To admit that university rankings may be tainted with political motivations is one thing; to dismiss the rankings as entirely meaningless is another. The good that could come out of the rankings is clear: see how others do well and do the same. However, I believe that the statistical readings of the rankings have been overinterpreted by KAIST in improving its international reputation, fattening its public relations portfolio, and pursuing the “perceived goodness” of the institution.
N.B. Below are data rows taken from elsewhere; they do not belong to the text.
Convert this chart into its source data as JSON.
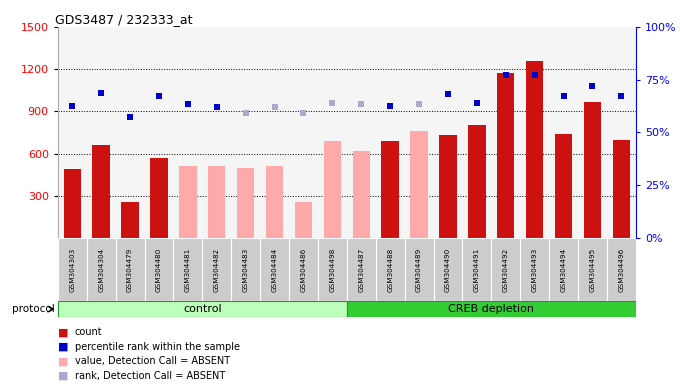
{
  "title": "GDS3487 / 232333_at",
  "samples": [
    "GSM304303",
    "GSM304304",
    "GSM304479",
    "GSM304480",
    "GSM304481",
    "GSM304482",
    "GSM304483",
    "GSM304484",
    "GSM304486",
    "GSM304498",
    "GSM304487",
    "GSM304488",
    "GSM304489",
    "GSM304490",
    "GSM304491",
    "GSM304492",
    "GSM304493",
    "GSM304494",
    "GSM304495",
    "GSM304496"
  ],
  "bar_values": [
    490,
    660,
    255,
    570,
    510,
    510,
    500,
    510,
    255,
    690,
    620,
    690,
    760,
    730,
    800,
    1170,
    1260,
    740,
    970,
    700
  ],
  "bar_absent": [
    false,
    false,
    false,
    false,
    true,
    true,
    true,
    true,
    true,
    true,
    true,
    false,
    true,
    false,
    false,
    false,
    false,
    false,
    false,
    false
  ],
  "dot_values": [
    940,
    1030,
    860,
    1010,
    950,
    930,
    890,
    930,
    890,
    960,
    950,
    940,
    950,
    1020,
    960,
    1160,
    1160,
    1010,
    1080,
    1010
  ],
  "dot_absent": [
    false,
    false,
    false,
    false,
    false,
    false,
    true,
    true,
    true,
    true,
    true,
    false,
    true,
    false,
    false,
    false,
    false,
    false,
    false,
    false
  ],
  "left_ylim": [
    0,
    1500
  ],
  "left_yticks": [
    300,
    600,
    900,
    1200,
    1500
  ],
  "right_ylim": [
    0,
    100
  ],
  "right_yticks": [
    0,
    25,
    50,
    75,
    100
  ],
  "right_yticklabels": [
    "0%",
    "25%",
    "50%",
    "75%",
    "100%"
  ],
  "bar_color_present": "#cc1111",
  "bar_color_absent": "#ffaaaa",
  "dot_color_present": "#0000cc",
  "dot_color_absent": "#aaaacc",
  "background_color": "#ffffff",
  "protocol_box_color_control": "#bbffbb",
  "protocol_box_color_creb": "#33cc33",
  "xlabels_bg": "#cccccc",
  "legend": [
    {
      "color": "#cc1111",
      "label": "count"
    },
    {
      "color": "#0000cc",
      "label": "percentile rank within the sample"
    },
    {
      "color": "#ffaaaa",
      "label": "value, Detection Call = ABSENT"
    },
    {
      "color": "#aaaacc",
      "label": "rank, Detection Call = ABSENT"
    }
  ],
  "control_count": 10,
  "total_count": 20
}
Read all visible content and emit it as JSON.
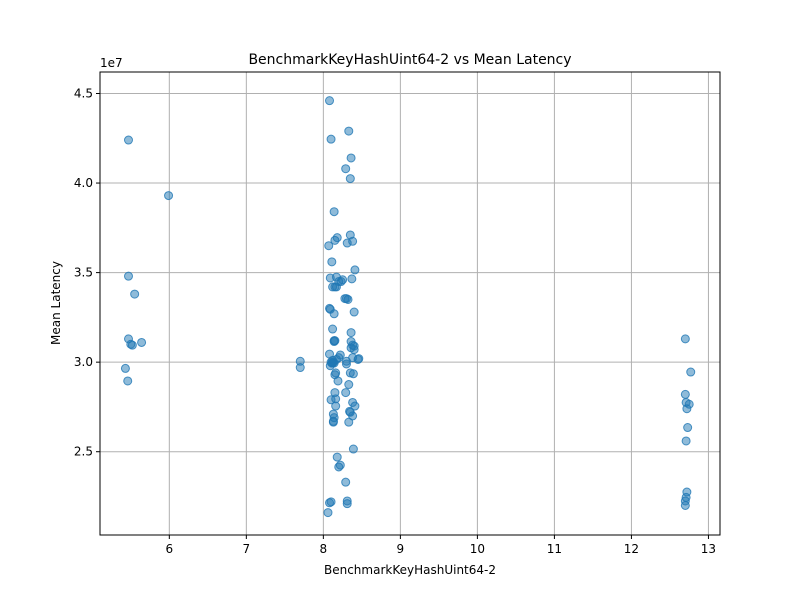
{
  "chart_data": {
    "type": "scatter",
    "title": "BenchmarkKeyHashUint64-2 vs Mean Latency",
    "xlabel": "BenchmarkKeyHashUint64-2",
    "ylabel": "Mean Latency",
    "y_offset_label": "1e7",
    "xlim": [
      5.1,
      13.15
    ],
    "ylim": [
      20350000,
      46200000
    ],
    "x_ticks": [
      6,
      7,
      8,
      9,
      10,
      11,
      12,
      13
    ],
    "x_tick_labels": [
      "6",
      "7",
      "8",
      "9",
      "10",
      "11",
      "12",
      "13"
    ],
    "y_ticks": [
      25000000,
      30000000,
      35000000,
      40000000,
      45000000
    ],
    "y_tick_labels": [
      "2.5",
      "3.0",
      "3.5",
      "4.0",
      "4.5"
    ],
    "grid": true,
    "marker_color": "#1f77b4",
    "marker_alpha": 0.5,
    "x": [
      5.47,
      5.47,
      5.55,
      5.47,
      5.5,
      5.52,
      5.64,
      5.43,
      5.46,
      5.99,
      7.7,
      7.7,
      8.08,
      8.1,
      8.33,
      8.36,
      8.29,
      8.35,
      8.14,
      8.35,
      8.18,
      8.15,
      8.31,
      8.38,
      8.07,
      8.11,
      8.41,
      8.17,
      8.37,
      8.09,
      8.23,
      8.15,
      8.12,
      8.3,
      8.32,
      8.08,
      8.09,
      8.14,
      8.4,
      8.12,
      8.36,
      8.14,
      8.15,
      8.38,
      8.4,
      8.36,
      8.08,
      8.22,
      8.45,
      8.46,
      8.17,
      8.12,
      8.13,
      8.11,
      8.38,
      8.3,
      8.09,
      8.14,
      8.35,
      8.15,
      8.33,
      8.29,
      8.1,
      8.16,
      8.38,
      8.41,
      8.16,
      8.35,
      8.13,
      8.38,
      8.14,
      8.33,
      8.13,
      8.39,
      8.18,
      8.22,
      8.2,
      8.29,
      8.31,
      8.31,
      8.08,
      8.06,
      8.1,
      8.13,
      8.2,
      8.36,
      8.14,
      8.39,
      8.16,
      8.12,
      8.3,
      8.15,
      8.19,
      8.25,
      8.34,
      8.4,
      8.1,
      8.2,
      8.28,
      8.17,
      12.7,
      12.77,
      12.7,
      12.71,
      12.75,
      12.72,
      12.73,
      12.71,
      12.72,
      12.71,
      12.7,
      12.7
    ],
    "y": [
      42400000,
      34800000,
      33800000,
      31300000,
      31000000,
      30950000,
      31100000,
      29650000,
      28950000,
      39300000,
      30050000,
      29700000,
      44600000,
      42450000,
      42900000,
      41400000,
      40800000,
      40250000,
      38400000,
      37100000,
      36950000,
      36800000,
      36650000,
      36750000,
      36500000,
      35600000,
      35150000,
      34750000,
      34650000,
      34700000,
      34500000,
      34200000,
      34200000,
      33550000,
      33500000,
      33000000,
      32950000,
      32700000,
      32800000,
      31850000,
      31650000,
      31150000,
      31200000,
      30950000,
      30700000,
      30800000,
      30450000,
      30400000,
      30150000,
      30200000,
      30150000,
      30100000,
      30000000,
      29950000,
      30250000,
      29900000,
      29800000,
      29950000,
      29400000,
      29300000,
      28750000,
      28300000,
      27900000,
      27950000,
      27750000,
      27550000,
      27550000,
      27200000,
      27100000,
      27000000,
      26900000,
      26650000,
      26650000,
      25150000,
      24700000,
      24250000,
      24150000,
      23300000,
      22250000,
      22100000,
      22150000,
      21600000,
      22200000,
      26700000,
      30250000,
      31150000,
      31200000,
      29350000,
      29400000,
      29950000,
      30050000,
      28300000,
      28950000,
      34600000,
      27250000,
      30900000,
      30000000,
      34500000,
      33550000,
      34200000,
      31300000,
      29450000,
      28200000,
      27750000,
      27650000,
      27400000,
      26350000,
      25600000,
      22750000,
      22450000,
      22250000,
      22000000
    ]
  }
}
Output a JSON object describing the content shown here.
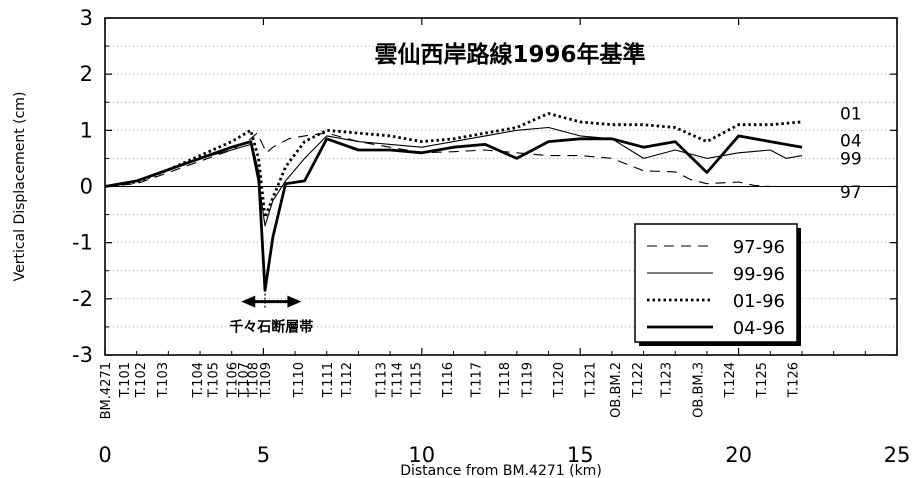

University rankings are centered on the belief that, a dozen or so of carefully chosen numbers are capable of evaluating how well a university is doing. These numbers are therefore representative of a particular value that the ranking entity believes is essential of a good university. Among many such metrics, “teaching” and “international outlook” are what seem to so conveniently aggregate a vast array of factors into a single number, across all the three rankings mentioned above. ARWU defines its “Quality of Education” criterion as “alumni of the institution winning Nobel Prizes and Fields Medals”. THE would like to simplify the complex interactions between international students and the domestic community by merely combining a few numbers, each pertaining to the ratio of international students to domestic students/staff. QS is doing no better: it takes into account the number of international students and bluntly shoves it into their rankings as 5% of the total score.

KAIST is no exception to the pitfall of excessive reliance on statistics. It “achieves” the continually increasing influx of international students every year by means of generous scholarships and aggressive overseas public relations, and its international outlook in the THE rankings has in fact been consistently on the rise in the last six years. However, it is still uncannily easy to point out just how uninviting KAIST might be to international students: there are no religious spaces to accommodate different beliefs; there is no diet plan catering for the needs of different cultures; English courses are often taught in Korean; announcements, booklets, and brochures are accompanied by poor translations, if at all. KAIST mysteriously continues to make its way up in the “international outlook” criterion despite the reality.

Chasing the numbers alone has evidently failed to bring effective improvements to the campus environment. Universities in general should put forth practical and realistic solutions that bring about actual and tangible progress on integration issues as well on other criteria, whose deceptively conclusive numbers may have blinded the KAIST administration along with many others around the world.